Employees become part of a much larger and fully complementary group, hence there will be no loss of employment. On the contrary, the accelerated growth is expected to only further boost employment demand, whilst the size and international character of the new group will open a new horizon of professional and personal development opportunities.

The combined group will offer customers a true one-stop partner for nut-based, chocolate, and snack ingredient solutions. The combination will also increase the level of innovation and the ability to create fully integrated solutions, leveraging on the combined expertise of peanuts and chocolate.

Suppliers – especially raw material providers of peanuts, nuts, cocoa, and packaging – stand to benefit from the increased scale and growth potential of the new group.

What is the impact of this deal on society?
The acquisition of Bredabest by Natra has far-reaching positive effects on society.
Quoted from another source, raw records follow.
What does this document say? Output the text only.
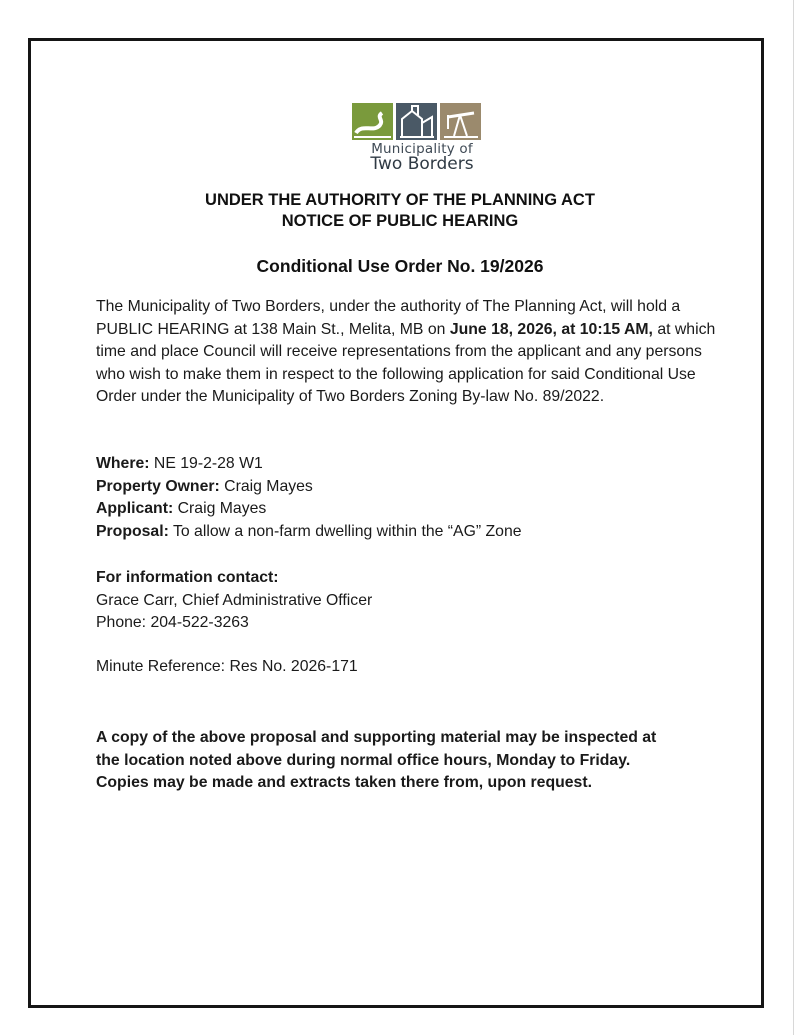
Municipality of
Two Borders
UNDER THE AUTHORITY OF THE PLANNING ACT
NOTICE OF PUBLIC HEARING
Conditional Use Order No. 19/2026
The Municipality of Two Borders, under the authority of The Planning Act, will hold a PUBLIC HEARING at 138 Main St., Melita, MB on June 18, 2026, at 10:15 AM, at which time and place Council will receive representations from the applicant and any persons who wish to make them in respect to the following application for said Conditional Use Order under the Municipality of Two Borders Zoning By-law No. 89/2022.
Where: NE 19-2-28 W1
Property Owner: Craig Mayes
Applicant: Craig Mayes
Proposal: To allow a non-farm dwelling within the “AG” Zone
For information contact:
Grace Carr, Chief Administrative Officer
Phone: 204-522-3263
Minute Reference: Res No. 2026-171
A copy of the above proposal and supporting material may be inspected at
the location noted above during normal office hours, Monday to Friday.
Copies may be made and extracts taken there from, upon request.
It contributes to:

  • Strengthened European food security and self-sufficiency
  • More sustainable and ethical agricultural supply chains
  • Local job creation and regional economic stability
  • Healthier and more sustainable consumer choices
  • Greater innovation and modernization in food production
  • Reinforcement of Europe’s global leadership in sustainable agri-food industries

In essence, this deal is a model of responsible industrial consolidation – one that balances economic ambition with social progress, environmental responsibility, and consumer well-being. It demonstrates how thoughtful private investment and strategic partnerships can drive shared value creation for business, people, and planet alike.

What was most complex about this deal?
What made this deal complex was not a single obstacle, but the combination of financial sophistication, cross-border coordination, operational integration, cultural alignment, and various shareholder preferences and objectives – all within a fast-moving and highly competitive industry.

To summarize the core complexities:

  • Create a mutual beneficiary shareholder structure set for further accelerated growth
  • Cross-border regulatory challenges
  • Cultural and organizational alignment
  • Operational integration across complex supply chains
  • Execution amid macroeconomic uncertainty

Despite these challenges, the acquisition succeeded because it was strategically sound, culturally compatible, and operationally well-managed. The result is a unified group positioned to lead Europe’s snacking industry – proof that even the most complex deals can deliver exceptional value when vision and execution align.